Addington later asked a more pointed question.
"When you were at the ranch with Terri, did you kill Steven Fisher or Melisa Gregory?"
"No, I did not," Tim Supino said.
Addington also asked if Terri Supino committed the murders while they were together at the ranch.
"No, she did not," Tim Supino said.
Carol Supino later testified she stayed up until perhaps 2 a.m. talking with Terri Supino.
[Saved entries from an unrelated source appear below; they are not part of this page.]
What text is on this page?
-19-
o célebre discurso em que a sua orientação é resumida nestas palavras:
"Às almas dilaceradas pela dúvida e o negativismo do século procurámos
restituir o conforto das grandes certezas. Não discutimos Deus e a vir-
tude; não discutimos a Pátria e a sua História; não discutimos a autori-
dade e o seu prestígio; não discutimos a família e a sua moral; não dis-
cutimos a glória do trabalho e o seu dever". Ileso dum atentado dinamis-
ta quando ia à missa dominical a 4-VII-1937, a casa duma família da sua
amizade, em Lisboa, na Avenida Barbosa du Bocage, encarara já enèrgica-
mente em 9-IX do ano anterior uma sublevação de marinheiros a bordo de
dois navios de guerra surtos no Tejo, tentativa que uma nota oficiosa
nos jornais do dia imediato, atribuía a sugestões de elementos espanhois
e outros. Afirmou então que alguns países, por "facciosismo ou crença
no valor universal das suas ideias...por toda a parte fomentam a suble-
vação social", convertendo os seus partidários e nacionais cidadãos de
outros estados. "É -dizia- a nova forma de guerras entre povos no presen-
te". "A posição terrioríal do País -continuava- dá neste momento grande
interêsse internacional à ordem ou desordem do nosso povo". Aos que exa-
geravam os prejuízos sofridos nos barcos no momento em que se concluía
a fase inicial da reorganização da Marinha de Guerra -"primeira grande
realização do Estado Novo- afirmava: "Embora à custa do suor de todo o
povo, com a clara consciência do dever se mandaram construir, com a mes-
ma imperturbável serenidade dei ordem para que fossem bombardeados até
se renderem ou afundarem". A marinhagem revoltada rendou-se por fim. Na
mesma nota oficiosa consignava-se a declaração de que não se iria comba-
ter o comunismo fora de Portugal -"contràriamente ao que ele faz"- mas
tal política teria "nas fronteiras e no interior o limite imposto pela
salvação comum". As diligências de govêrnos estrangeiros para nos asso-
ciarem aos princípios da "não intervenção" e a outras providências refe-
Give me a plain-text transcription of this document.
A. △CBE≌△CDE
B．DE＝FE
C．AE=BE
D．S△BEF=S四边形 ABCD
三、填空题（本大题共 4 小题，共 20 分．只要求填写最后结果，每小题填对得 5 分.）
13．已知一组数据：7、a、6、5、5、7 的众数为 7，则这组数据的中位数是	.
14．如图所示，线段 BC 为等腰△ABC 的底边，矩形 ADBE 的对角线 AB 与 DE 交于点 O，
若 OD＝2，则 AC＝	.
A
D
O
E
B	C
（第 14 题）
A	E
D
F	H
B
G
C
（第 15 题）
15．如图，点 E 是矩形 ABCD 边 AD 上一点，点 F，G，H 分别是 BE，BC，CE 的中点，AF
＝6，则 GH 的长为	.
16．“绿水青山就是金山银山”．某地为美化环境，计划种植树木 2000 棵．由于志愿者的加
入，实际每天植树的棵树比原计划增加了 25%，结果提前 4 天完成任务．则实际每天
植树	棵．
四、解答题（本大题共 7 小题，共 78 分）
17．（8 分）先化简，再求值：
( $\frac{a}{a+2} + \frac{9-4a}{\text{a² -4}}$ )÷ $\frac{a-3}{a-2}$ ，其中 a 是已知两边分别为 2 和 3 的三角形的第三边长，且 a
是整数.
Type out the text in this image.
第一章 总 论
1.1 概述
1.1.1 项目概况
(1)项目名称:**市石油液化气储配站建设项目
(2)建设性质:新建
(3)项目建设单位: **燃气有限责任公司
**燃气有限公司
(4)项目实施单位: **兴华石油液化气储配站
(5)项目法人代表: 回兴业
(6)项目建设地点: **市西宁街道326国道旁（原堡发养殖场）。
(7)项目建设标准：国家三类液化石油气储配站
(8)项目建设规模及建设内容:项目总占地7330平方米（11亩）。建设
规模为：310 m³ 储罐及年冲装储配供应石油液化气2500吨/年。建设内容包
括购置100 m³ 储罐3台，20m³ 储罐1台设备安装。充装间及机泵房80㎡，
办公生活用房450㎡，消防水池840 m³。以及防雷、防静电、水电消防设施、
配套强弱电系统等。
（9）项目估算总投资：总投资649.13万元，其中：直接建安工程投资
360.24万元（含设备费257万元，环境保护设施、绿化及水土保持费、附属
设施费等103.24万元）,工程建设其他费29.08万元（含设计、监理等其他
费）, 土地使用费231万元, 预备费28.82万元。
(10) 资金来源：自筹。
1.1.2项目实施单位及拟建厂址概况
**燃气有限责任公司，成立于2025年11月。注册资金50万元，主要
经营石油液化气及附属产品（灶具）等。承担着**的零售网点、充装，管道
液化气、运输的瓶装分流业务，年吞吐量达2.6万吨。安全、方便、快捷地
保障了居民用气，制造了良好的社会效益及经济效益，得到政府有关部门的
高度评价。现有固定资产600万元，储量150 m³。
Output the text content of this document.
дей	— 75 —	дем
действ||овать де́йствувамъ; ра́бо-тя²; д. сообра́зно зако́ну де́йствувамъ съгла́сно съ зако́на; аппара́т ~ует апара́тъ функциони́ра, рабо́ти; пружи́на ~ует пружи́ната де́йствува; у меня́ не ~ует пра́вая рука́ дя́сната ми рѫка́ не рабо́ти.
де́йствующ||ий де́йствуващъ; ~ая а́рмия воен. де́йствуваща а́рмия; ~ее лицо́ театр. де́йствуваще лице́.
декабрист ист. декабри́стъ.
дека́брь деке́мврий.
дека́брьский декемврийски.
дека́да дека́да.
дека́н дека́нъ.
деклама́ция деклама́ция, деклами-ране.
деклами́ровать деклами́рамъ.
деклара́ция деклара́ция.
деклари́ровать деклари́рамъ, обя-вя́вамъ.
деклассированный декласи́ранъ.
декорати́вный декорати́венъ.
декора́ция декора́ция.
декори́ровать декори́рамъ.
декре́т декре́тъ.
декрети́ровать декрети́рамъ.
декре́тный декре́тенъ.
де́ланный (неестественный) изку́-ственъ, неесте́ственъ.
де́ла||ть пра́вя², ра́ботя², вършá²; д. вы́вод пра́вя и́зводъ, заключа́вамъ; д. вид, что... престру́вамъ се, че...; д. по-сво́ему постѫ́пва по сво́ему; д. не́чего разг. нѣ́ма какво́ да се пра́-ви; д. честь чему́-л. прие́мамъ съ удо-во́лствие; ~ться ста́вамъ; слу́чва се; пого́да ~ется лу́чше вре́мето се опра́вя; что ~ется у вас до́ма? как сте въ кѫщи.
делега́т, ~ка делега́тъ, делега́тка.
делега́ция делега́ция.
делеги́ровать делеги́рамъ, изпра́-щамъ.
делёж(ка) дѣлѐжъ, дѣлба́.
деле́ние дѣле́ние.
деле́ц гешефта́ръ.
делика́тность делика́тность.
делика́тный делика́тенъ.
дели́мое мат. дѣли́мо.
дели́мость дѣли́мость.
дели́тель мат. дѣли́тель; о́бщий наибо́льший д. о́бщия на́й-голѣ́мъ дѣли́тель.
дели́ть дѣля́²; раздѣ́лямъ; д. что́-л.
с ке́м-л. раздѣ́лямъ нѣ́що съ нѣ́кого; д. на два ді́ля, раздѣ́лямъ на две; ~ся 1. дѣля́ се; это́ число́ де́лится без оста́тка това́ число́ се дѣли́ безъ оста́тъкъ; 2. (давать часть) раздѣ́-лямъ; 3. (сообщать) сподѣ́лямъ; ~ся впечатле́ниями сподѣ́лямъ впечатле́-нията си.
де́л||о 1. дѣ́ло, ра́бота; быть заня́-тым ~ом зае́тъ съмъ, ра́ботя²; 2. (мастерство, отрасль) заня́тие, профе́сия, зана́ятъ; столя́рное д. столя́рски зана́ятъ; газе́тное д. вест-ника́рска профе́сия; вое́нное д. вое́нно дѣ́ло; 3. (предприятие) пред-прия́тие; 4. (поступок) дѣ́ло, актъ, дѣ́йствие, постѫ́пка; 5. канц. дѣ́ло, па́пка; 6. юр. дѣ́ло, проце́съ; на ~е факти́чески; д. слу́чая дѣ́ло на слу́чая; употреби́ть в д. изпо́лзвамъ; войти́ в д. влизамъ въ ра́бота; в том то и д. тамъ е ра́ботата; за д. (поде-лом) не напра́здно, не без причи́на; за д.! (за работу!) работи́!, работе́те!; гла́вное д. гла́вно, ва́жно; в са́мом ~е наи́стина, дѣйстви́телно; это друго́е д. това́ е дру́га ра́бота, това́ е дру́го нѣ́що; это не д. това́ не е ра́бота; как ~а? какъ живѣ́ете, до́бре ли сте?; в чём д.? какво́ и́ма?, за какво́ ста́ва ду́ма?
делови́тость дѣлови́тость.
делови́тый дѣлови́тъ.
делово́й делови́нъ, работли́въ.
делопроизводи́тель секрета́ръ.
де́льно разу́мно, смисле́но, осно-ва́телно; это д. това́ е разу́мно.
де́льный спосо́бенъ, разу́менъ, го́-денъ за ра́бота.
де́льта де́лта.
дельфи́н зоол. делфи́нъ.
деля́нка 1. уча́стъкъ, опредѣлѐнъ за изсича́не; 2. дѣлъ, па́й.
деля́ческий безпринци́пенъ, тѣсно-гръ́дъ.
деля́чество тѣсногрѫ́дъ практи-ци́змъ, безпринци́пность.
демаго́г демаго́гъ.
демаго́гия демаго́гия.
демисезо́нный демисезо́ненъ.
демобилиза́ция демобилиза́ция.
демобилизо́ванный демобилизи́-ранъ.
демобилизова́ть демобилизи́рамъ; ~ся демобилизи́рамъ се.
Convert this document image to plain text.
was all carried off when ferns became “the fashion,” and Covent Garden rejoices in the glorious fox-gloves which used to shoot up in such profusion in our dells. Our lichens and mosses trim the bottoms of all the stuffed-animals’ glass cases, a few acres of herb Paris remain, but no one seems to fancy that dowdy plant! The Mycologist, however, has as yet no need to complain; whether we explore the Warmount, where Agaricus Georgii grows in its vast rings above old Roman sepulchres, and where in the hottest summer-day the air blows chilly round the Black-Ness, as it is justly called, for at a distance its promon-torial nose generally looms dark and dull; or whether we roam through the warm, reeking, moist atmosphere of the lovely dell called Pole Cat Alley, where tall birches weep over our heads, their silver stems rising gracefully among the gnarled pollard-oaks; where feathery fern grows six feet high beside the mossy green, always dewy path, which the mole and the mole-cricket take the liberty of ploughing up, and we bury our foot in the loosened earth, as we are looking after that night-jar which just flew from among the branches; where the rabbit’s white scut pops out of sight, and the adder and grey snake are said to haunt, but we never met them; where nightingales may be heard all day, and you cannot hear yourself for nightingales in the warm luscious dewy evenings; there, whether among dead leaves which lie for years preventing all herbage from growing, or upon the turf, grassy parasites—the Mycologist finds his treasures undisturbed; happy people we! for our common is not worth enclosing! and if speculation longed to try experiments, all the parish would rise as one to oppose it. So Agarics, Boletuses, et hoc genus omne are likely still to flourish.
Carol Supino noted Terri had an outbreak of hives at the time.
On cross examination, Addington started to ask about a statement Carol Supino provided authorities in March 1983. During the interview, Addington asked, did the three investigators "threaten" Carol Supino?
Prosecutor Michael Jacobsen objected, and Judge Rickers excused the jury to discuss the legal issues.
Addington said the complete question would have been: "In that sworn statement, they threaten you with prison four times if you didn't tell the truth?"
Judge Rickers ruled the defense team was trying to bolster their witness' credibility when it had not been attacked.
Addington later asked Carol Supino if she saw blood on Terri or Tim Supino's clothing that night.
"No," Carol Supino testified.
Patricia Grayson, a friend of Terri Supino's in 1983, recalled a phone conversation on the day Fisher's and Gregory's bodies were discovered.
Terri Supino called Grayson about 3 p.m. at work to check on an order of Girl Scout cookies, according to Grayson.
"I said, 'Don't worry about your Girl Scout cookies,'" Grayson testified.
Prosecutor Scott Nicholson asked Grayson to clarify.
"If I'm understanding you correctly, you're the one that brought up her dead husband?" Nicholson asked.
"Yes," Grayson testified.
Grayson also said most people knew Fisher was cheating on his wife and that Fisher had injured Gregory at some point. Gregory required hospitalization, according to Grayson.
Though she said she had no particular problems with Fisher, Grayson described him as "ornery" and said she was not fond of his behavior.
"He was just kind of a douche bag," Grayson said.
Another witness, Darlene Illingworth, also shared a comment allegedly made by Terri Supino. Illingworth is Fisher's sister and went shopping for funeral clothes for Fisher with Supino.
Illingworth said at least her brother was not alone when he died "but was with someone he loved."
Illingworth described Supino's reaction for jurors.
"She gave me a dirty look and said, 'He got what he got for what he was doing,'" Illingworth said.
Judge Rickers on Friday again warned jurors not to submit questions about evidence. The issue first arose Thursday when someone in the jury submitted three inquires. Rickers told the jury then the court could not and would not respond.
"The court cannot, I repeat, cannot accept additional jury questions," Rickers said Friday.
"I have to insist that it stop," he added.
Rickers said parties in the case "could be legitimately concerned" that some jurors are not focusing on evidence or keeping an open mind about related issues.